Tests in school are an opportunity for you to demonstrate your mastery (or lack there of) of a subject. Your grade on a well-written test should tell you where you are relative to the standard set by the course and perhaps relative to your peers in the same field of study.
Medical tests are different. They test for the presence of something or the degree of something. Not against some standard (a good score is always 100), but against a backdrop of normal ranges. They can show progress, just like school tests, but interpreting them can be a challenge.
But both type of tests strike fear into our hearts. Being measured is hard. But is it better to avoid the test? Is it ever better not to know?
I certainly am thankful that my friend’s test results indicated that she could take action to rid herself of cancer and she is taking those actions. Had she not had the test, she would not have known to take action and the cancer might have taken her.
And without grades on tests throughout a semester, your grade at the end of the course would be a surprise, and perhaps an unpleasant one. As I was reminded by my children's teachers, tests early in the school year are meant to provide direction and insight. And without constant feedback, you might not know what to focus your study time on and you might not seek out the help or assistance that you need to master a concept or skill.
In marketing, there has been a huge push for measurement and metrics in the past decade. Online advertising has made it possible for even smaller companies or smaller marketing budgets to rely on metrics to help them make investment decisions. Advertising is measured in clicks and conversions. Events can be measured by attendance and a follow-on marketing automation lead nurturing program. Even digital signage can be measured with sensors and cameras to deliver metrics like impressions, dwell time, and even basic demographic information. Goals can be set. Campaigns measured against those goals.

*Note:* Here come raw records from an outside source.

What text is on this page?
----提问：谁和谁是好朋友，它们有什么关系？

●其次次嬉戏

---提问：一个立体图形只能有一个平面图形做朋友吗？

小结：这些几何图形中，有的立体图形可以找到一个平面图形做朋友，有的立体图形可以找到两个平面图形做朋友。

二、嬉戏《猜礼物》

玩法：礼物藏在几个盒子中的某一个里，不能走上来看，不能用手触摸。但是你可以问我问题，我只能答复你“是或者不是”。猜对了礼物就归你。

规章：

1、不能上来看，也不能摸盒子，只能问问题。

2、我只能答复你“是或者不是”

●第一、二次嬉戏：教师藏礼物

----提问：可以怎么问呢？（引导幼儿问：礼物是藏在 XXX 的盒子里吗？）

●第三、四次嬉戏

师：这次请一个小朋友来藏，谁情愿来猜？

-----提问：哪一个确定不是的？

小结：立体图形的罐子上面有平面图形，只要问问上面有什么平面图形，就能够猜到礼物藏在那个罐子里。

The value of the campaign taken all the way from the lead to the sale.
And I have seen marketers both embrace and reject this kind of analysis and the impact it has on their decision making. Some use the metrics to validate experiments, to test variants, and to invest in what has been working. To let the data lead them. Others use it as a source of insight, but choose not to reduce their decision to a scientific equation. To recognize that there are some things that can’t yet be measured. As in medicine and in education, there is both art and science in marketing.
John Wanamaker, the pioneering retail merchant of the turn of the 20th century, is claimed to have said “half the money I spend on advertising is wasted; the trouble is, I don’t know which half.” Despite all the progress, I still feel like that is true. Although I do believe that our probability of success is higher than 50/50 with today’s toolkits, there is still an art to the process of reaching people in a way that affects their thinking and their actions. And throughout, more relevant insight and data can provide confidence. And just like the healing processes in our bodies or in our ability to learn something new, that confidence can make all the difference!